Las guerras en Medio Oriente son tan difíciles de entender desde esta parte del planeta porque nos cuesta ver que el conflicto no es por territorios ni riquezas, sino por valores religiosos y filosóficos.
10:40 | Sábado 05 de Julio de 2025 | La Rioja, Argentina | Fenix Multiplataforma
Pasaron casi dos semanas del fin de la guerra entre Israel e Irán y 638 días del conflicto en Gaza, y Occidente sigue sin comprender por qué es la pelea. Lo que desde acá suele leerse como un enfrentamiento por territorio o recursos naturales, desde allá se vive como una batalla existencial, atravesada por creencias religiosas, visiones del bien y del mal, e ideas filosóficas sobre cómo debe organizarse la sociedad. Esa diferencia de perspectiva no solo dificulta la comprensión de lo que pasa en la política global: también revela hasta qué punto la civilización occidental ha perdido noción de sus propios valores, de su identidad.

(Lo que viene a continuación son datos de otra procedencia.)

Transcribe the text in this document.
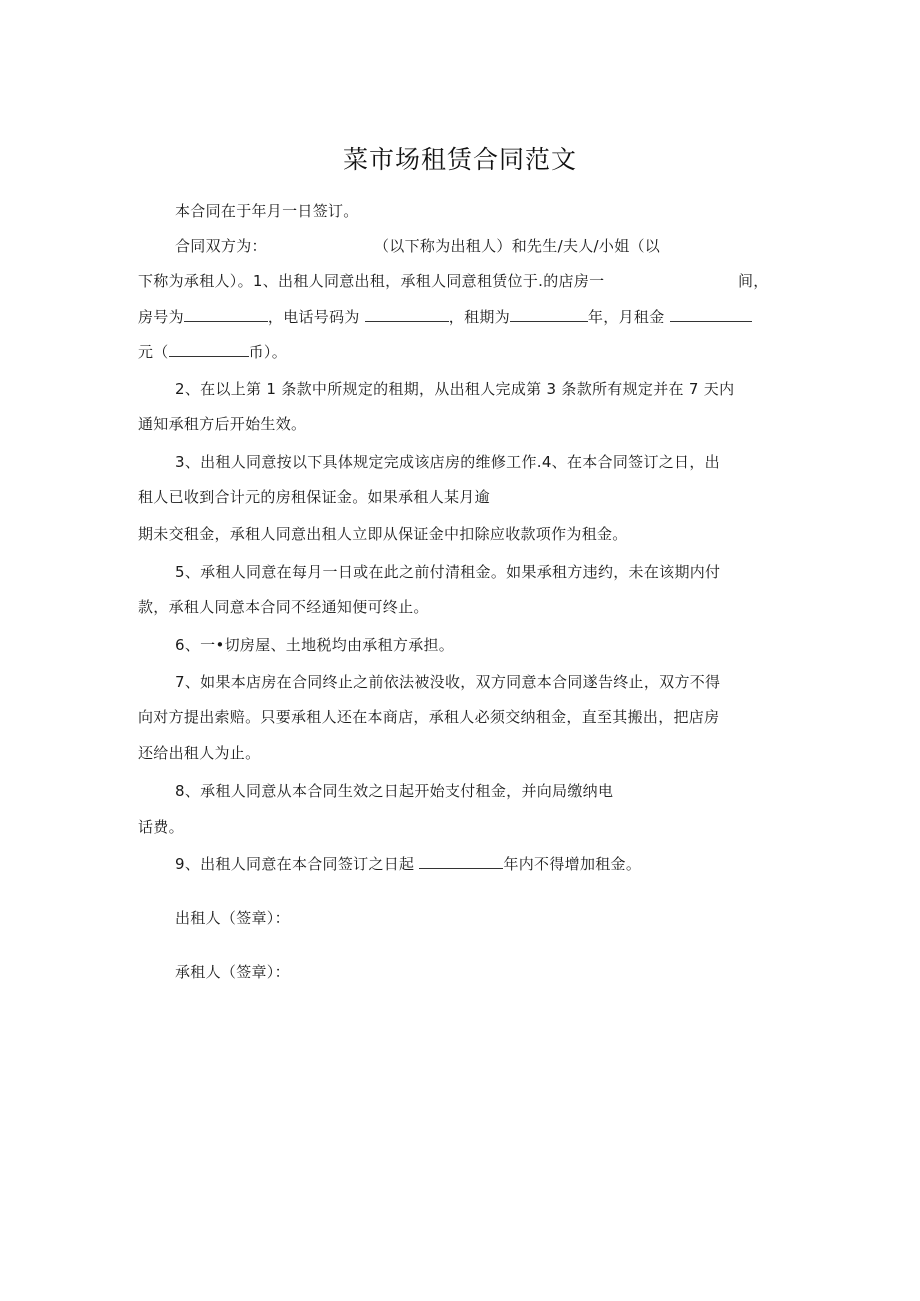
菜市场租赁合同范文
本合同在于年月一日签订。
合同双方为：	（以下称为出租人）和先生/夫人/小姐（以
下称为承租人）。1、出租人同意出租，承租人同意租赁位于.的店房一	间，
房号为	，电话号码为	，租期为	年，月租金
元（	币）。
2、在以上第 1 条款中所规定的租期，从出租人完成第 3 条款所有规定并在 7 天内
通知承租方后开始生效。
3、出租人同意按以下具体规定完成该店房的维修工作.4、在本合同签订之日，出
租人已收到合计元的房租保证金。如果承租人某月逾
期未交租金，承租人同意出租人立即从保证金中扣除应收款项作为租金。
5、承租人同意在每月一日或在此之前付清租金。如果承租方违约，未在该期内付
款，承租人同意本合同不经通知便可终止。
6、一•切房屋、土地税均由承租方承担。
7、如果本店房在合同终止之前依法被没收，双方同意本合同遂告终止，双方不得
向对方提出索赔。只要承租人还在本商店，承租人必须交纳租金，直至其搬出，把店房
还给出租人为止。
8、承租人同意从本合同生效之日起开始支付租金，并向局缴纳电
话费。
9、出租人同意在本合同签订之日起	年内不得增加租金。
出租人（签章）：
承租人（签章）：
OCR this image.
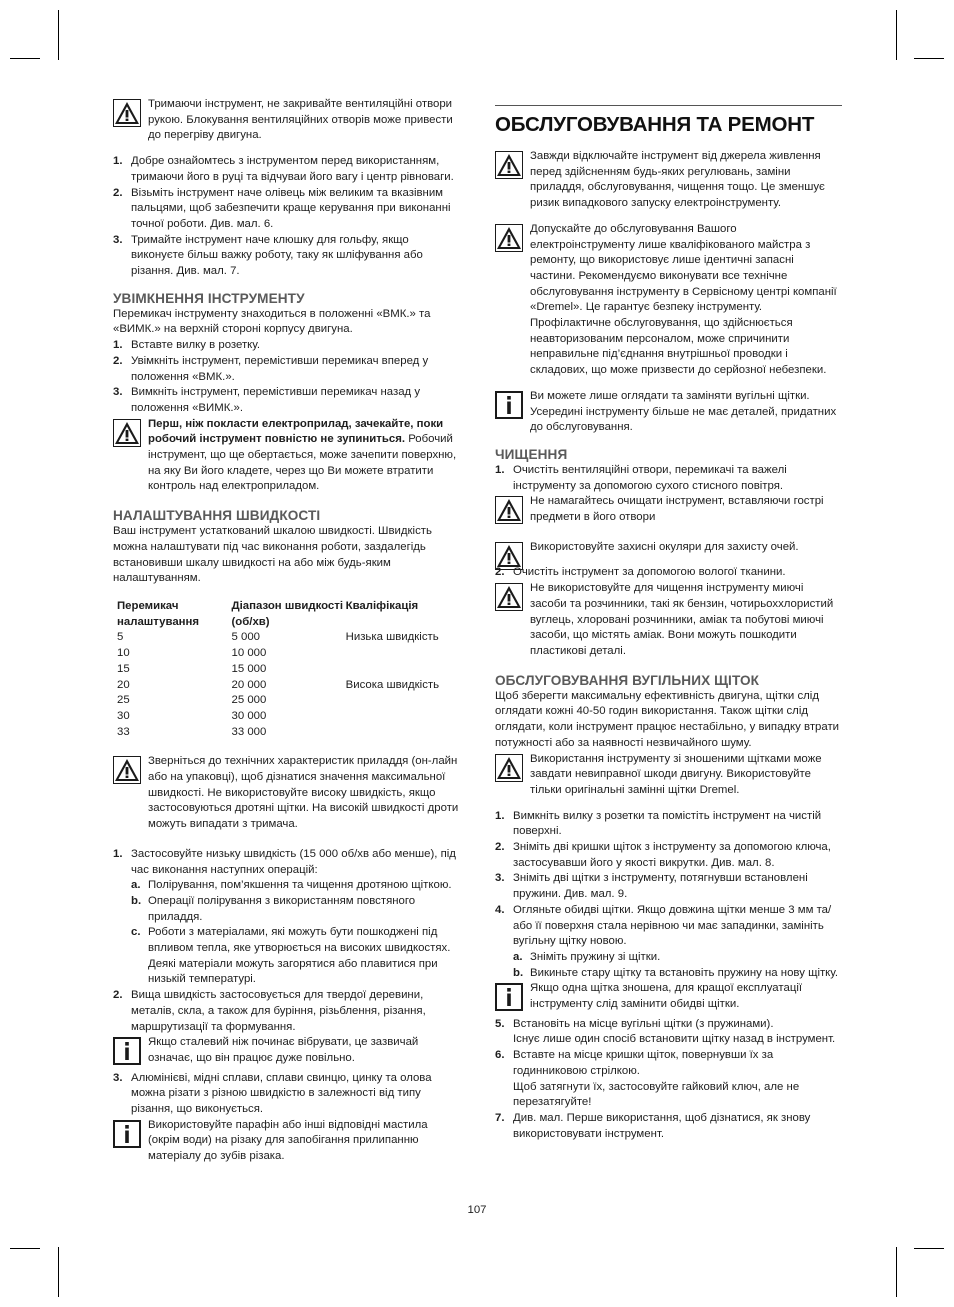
Тримаючи інструмент, не закривайте вентиляційні отвори рукою. Блокування вентиляційних отворів може привести до перегріву двигуна.

1. Добре ознайомтесь з інструментом перед використанням, тримаючи його в руці та відчуваи його вагу і центр рівноваги.
2. Візьміть інструмент наче олівець між великим та вказівним пальцями, щоб забезпечити краще керування при виконанні точної роботи. Див. мал. 6.
3. Тримайте інструмент наче клюшку для гольфу, якщо виконуєте більш важку роботу, таку як шліфування або різання. Див. мал. 7.
УВІМКНЕННЯ ІНСТРУМЕНТУ

Перемикач інструменту знаходиться в положенні «ВМК.» та «ВИМК.» на верхній стороні корпусу двигуна.

1. Вставте вилку в розетку.
2. Увімкніть інструмент, перемістивши перемикач вперед у положення «ВМК.».
3. Вимкніть інструмент, перемістивши перемикач назад у положення «ВИМК.».

Перш, ніж покласти електроприлад, зачекайте, поки робочий інструмент повністю не зупиниться. Робочий інструмент, що ще обертається, може зачепити поверхню, на яку Ви його кладете, через що Ви можете втратити контроль над електроприладом.

НАЛАШТУВАННЯ ШВИДКОСТІ

Ваш інструмент устаткований шкалою швидкості. Швидкість можна налаштувати під час виконання роботи, заздалегідь встановивши шкалу швидкості на або між будь-яким налаштуванням.

Перемикач налаштування	Діапазон швидкості (об/хв)	Кваліфікація
5	5 000	Низька швидкість
10	10 000	
15	15 000	
20	20 000	Висока швидкість
25	25 000	
30	30 000	
33	33 000	

Зверніться до технічних характеристик приладдя (он-лайн або на упаковці), щоб дізнатися значення максимальної швидкості. Не використовуйте високу швидкість, якщо застосовуються дротяні щітки. На високій швидкості дроти можуть випадати з тримача.

1. Застосовуйте низьку швидкість (15 000 об/хв або менше), під час виконання наступних операцій:
a. Полірування, пом’якшення та чищення дротяною щіткою.
b. Операції полірування з використанням повстяного приладдя.
c. Роботи з матеріалами, які можуть бути пошкоджені під впливом тепла, яке утворюється на високих швидкостях. Деякі матеріали можуть загорятися або плавитися при низькій температурі.
2. Вища швидкість застосовується для твердої деревини, металів, скла, а також для буріння, різьблення, різання, маршрутизації та формування.

Якщо сталевий ніж починає вібрувати, це зазвичай означає, що він працює дуже повільно.

3. Алюмінієві, мідні сплави, сплави свинцю, цинку та олова можна різати з різною швидкістю в залежності від типу різання, що виконується.

Використовуйте парафін або інші відповідні мастила (окрім води) на різаку для запобігання прилипанню матеріалу до зубів різака.

ОБСЛУГОВУВАННЯ ТА РЕМОНТ

Завжди відключайте інструмент від джерела живлення перед здійсненням будь-яких регулювань, заміни приладдя, обслуговування, чищення тощо. Це зменшує ризик випадкового запуску електроінструменту.

Допускайте до обслуговування Вашого електроінструменту лише кваліфікованого майстра з ремонту, що використовує лише ідентичні запасні частини. Рекомендуємо виконувати все технічне обслуговування інструменту в Сервісному центрі компанії «Dremel». Це гарантує безпеку інструменту. Профілактичне обслуговування, що здійснюється неавторизованим персоналом, може спричинити неправильне під’єднання внутрішньої проводки і складових, що може призвести до серйозної небезпеки.

Ви можете лише оглядати та заміняти вугільні щітки. Усередині інструменту більше не має деталей, придатних до обслуговування.

ЧИЩЕННЯ
1. Очистіть вентиляційні отвори, перемикачі та важелі інструменту за допомогою сухого стисного повітря.

Не намагайтесь очищати інструмент, вставляючи гострі предмети в його отвори

Використовуйте захисні окуляри для захисту очей.

2. Очистіть інструмент за допомогою вологої тканини.

Не використовуйте для чищення інструменту миючі засоби та розчинники, такі як бензин, чотирьоххлористий вуглець, хлоровані розчинники, аміак та побутові миючі засоби, що містять аміак. Вони можуть пошкодити пластикові деталі.

ОБСЛУГОВУВАННЯ ВУГІЛЬНИХ ЩІТОК

Щоб зберегти максимальну ефективність двигуна, щітки слід оглядати кожні 40-50 годин використання. Також щітки слід оглядати, коли інструмент працює нестабільно, у випадку втрати потужності або за наявності незвичайного шуму.

Використання інструменту зі зношеними щітками може завдати невиправної шкоди двигуну. Використовуйте тільки оригінальні замінні щітки Dremel.

1. Вимкніть вилку з розетки та помістіть інструмент на чистій поверхні.
2. Зніміть дві кришки щіток з інструменту за допомогою ключа, застосувавши його у якості викрутки. Див. мал. 8.
3. Зніміть дві щітки з інструменту, потягнувши встановлені пружини. Див. мал. 9.
4. Огляньте обидві щітки. Якщо довжина щітки менше 3 мм та/або її поверхня стала нерівною чи має западинки, замініть вугільну щітку новою.
a. Зніміть пружину зі щітки.
b. Викиньте стару щітку та встановіть пружину на нову щітку.

Якщо одна щітка зношена, для кращої експлуатації інструменту слід замінити обидві щітки.

5. Встановіть на місце вугільні щітки (з пружинами).
Існує лише один спосіб встановити щітку назад в інструмент.
6. Вставте на місце кришки щіток, повернувши їх за годинниковою стрілкою.
Щоб затягнути їх, застосовуйте гайковий ключ, але не перезатягуйте!
7. Див. мал. Перше використання, щоб дізнатися, як знову використовувати інструмент.
107
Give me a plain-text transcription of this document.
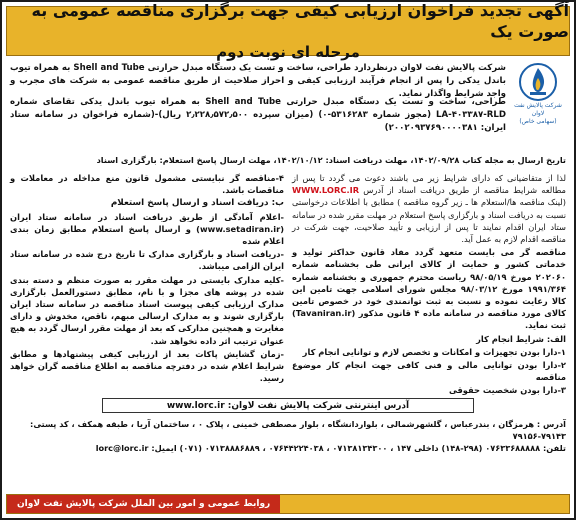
آگهی تجدید فراخوان ارزیابی کیفی جهت برگزاری مناقصه عمومی به صورت یک
مرحله ای نوبت دوم
شرکت پالایش نفت لاوان
(سهامی خاص)
شرکت پالایش نفت لاوان درنظردارد طراحی، ساخت و تست یک دستگاه مبدل حرارتی Shell and Tube به همراه تیوب باندل یدکی را پس از انجام فرآیند ارزیابی کیفی و احراز صلاحیت از طریق مناقصه عمومی به شرکت های مجرب و واجد شرایط واگذار نماید.
طراحی، ساخت و تست یک دستگاه مبدل حرارتی Shell and Tube به همراه تیوب باندل یدکی تقاضای شماره LA-۴۰۳۳۸۷-RLD (مجوز شماره ۵۳۱۶۲۸۳-۰) (میزان سپرده ۲٫۲۲۸٫۵۷۲٫۵۰۰ ریال)-(شماره فراخوان در سامانه ستاد ایران: ۲۰۰۲۰۹۳۷۶۹۰۰۰۰۳۸۱)
تاریخ ارسال به مجله کتاب ۱۴۰۲/۰۹/۲۸، مهلت دریافت اسناد: ۱۴۰۲/۱۰/۱۲، مهلت ارسال پاسخ استعلام: بارگزاری اسناد

لذا از متقاضیانی که دارای شرایط زیر می باشند دعوت می گردد تا پس از مطالعه شرایط مناقصه از طریق دریافت اسناد از آدرس WWW.LORC.IR (لینک مناقصه ها/استعلام ها ـ زیر گروه مناقصه ) مطابق با اطلاعات درخواستی نسبت به دریافت اسناد و بارگزاری پاسخ استعلام در مهلت مقرر شده در سامانه ستاد ایران اقدام نمایند تا پس از ارزیابی و تأیید صلاحیت، جهت شرکت در مناقصه اقدام لازم به عمل آید.

مناقصه گر می بایست متعهد گردد مفاد قانون حداکثر تولید و خدماتی کشور و حمایت از کالای ایرانی طی بخشنامه شماره ۲۰۲۰۶۰ مورخ ۹۸/۰۵/۱۹ ریاست محترم جمهوری و بخشنامه شماره ۱۹۹۱/۳۶۴ مورخ ۹۸/۰۳/۱۲ مجلس شورای اسلامی جهت تامین این کالا رعایت نموده و نسبت به ثبت توانمندی خود در خصوص تامین کالای مورد مناقصه در سامانه ماده ۴ قانون مذکور (Tavaniran.ir) ثبت نماید.

الف: شرایط انجام کار

۱-دارا بودن تجهیزات و امکانات و تخصص لازم و توانایی انجام کار

۲-دارا بودن توانایی مالی و فنی کافی جهت انجام کار موضوع مناقصه

۳-دارا بودن شخصیت حقوقی

۴-مناقصه گر نبایستی مشمول قانون منع مداخله در معاملات و مناقصات باشد.

ب: دریافت اسناد و ارسال پاسخ استعلام

-اعلام آمادگی از طریق دریافت اسناد در سامانه ستاد ایران (www.setadiran.ir) و ارسال پاسخ استعلام مطابق زمان بندی اعلام شده

-دریافت اسناد و بارگزاری مدارک تا تاریخ درج شده در سامانه ستاد ایران الزامی میباشد.

-کلیه مدارک بایستی در مهلت مقرر به صورت منظم و دسته بندی شده در پوشه های مجزا و با نام، مطابق دستورالعمل بارگزاری مدارک ارزیابی کیفی پیوست اسناد مناقصه در سامانه ستاد ایران بارگزاری شوند و به مدارک ارسالی مبهم، ناقص، مخدوش و دارای مغایرت و همچنین مدارکی که بعد از مهلت مقرر ارسال گردد به هیچ عنوان ترتیب اثر داده نخواهد شد.

-زمان گشایش پاکات بعد از ارزیابی کیفی پیشنهادها و مطابق شرایط اعلام شده در دفترچه مناقصه به اطلاع مناقصه گران خواهد رسید.

آدرس اینترنتی شرکت پالایش نفت لاوان: www.lorc.ir
آدرس : هرمزگان ، بندرعباس ، گلشهرشمالی ، بلواردانشگاه ، بلوار مصطفی خمینی ، پلاک ۰ ، ساختمان آریا ، طبقه همکف ، کد پستی: ۷۹۱۴۳-۷۹۱۵۶
تلفن: ۰۷۶۳۳۶۸۸۸۸۸ (۲۹۸-۱۴۸) داخلی ۱۴۷ ، ۰۷۱۳۸۱۳۴۳۰۰ ، ۰۷۶۴۴۲۲۴۰۳۸ ، ۰۷۱۳۸۸۸۶۸۸۹ (۰۷۱) ایمیل: lorc@lorc.ir
روابط عمومی و امور بین الملل شرکت پالایش نفت لاوان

Más allá de que Donald Trump selló el desenlace de la guerra en 12 días, lo que terminó es solo la fase más violenta. Pero la cuestión de fondo sigue, aunque no con las mismas condiciones. Hoy Israel está fortalecido. Irán, debilitado. Pero la esencia del conflicto sigue intacta: lo que está en juego son cosmovisiones irreconciliables.
Desde la óptica israelí, lo que se defiende es el derecho a vivir en libertad sin estar bajo amenaza constante. Desde la lógica iraní, un régimen que nació en 1979 para imponer en Irán y en todo Oriente Medio una interpretación política radicalizada del Corán, esto forma parte de una guerra santa. Claro, además hay política, geopolítica, cálculo militar. Pero el núcleo corresponde al orden de lo simbólico.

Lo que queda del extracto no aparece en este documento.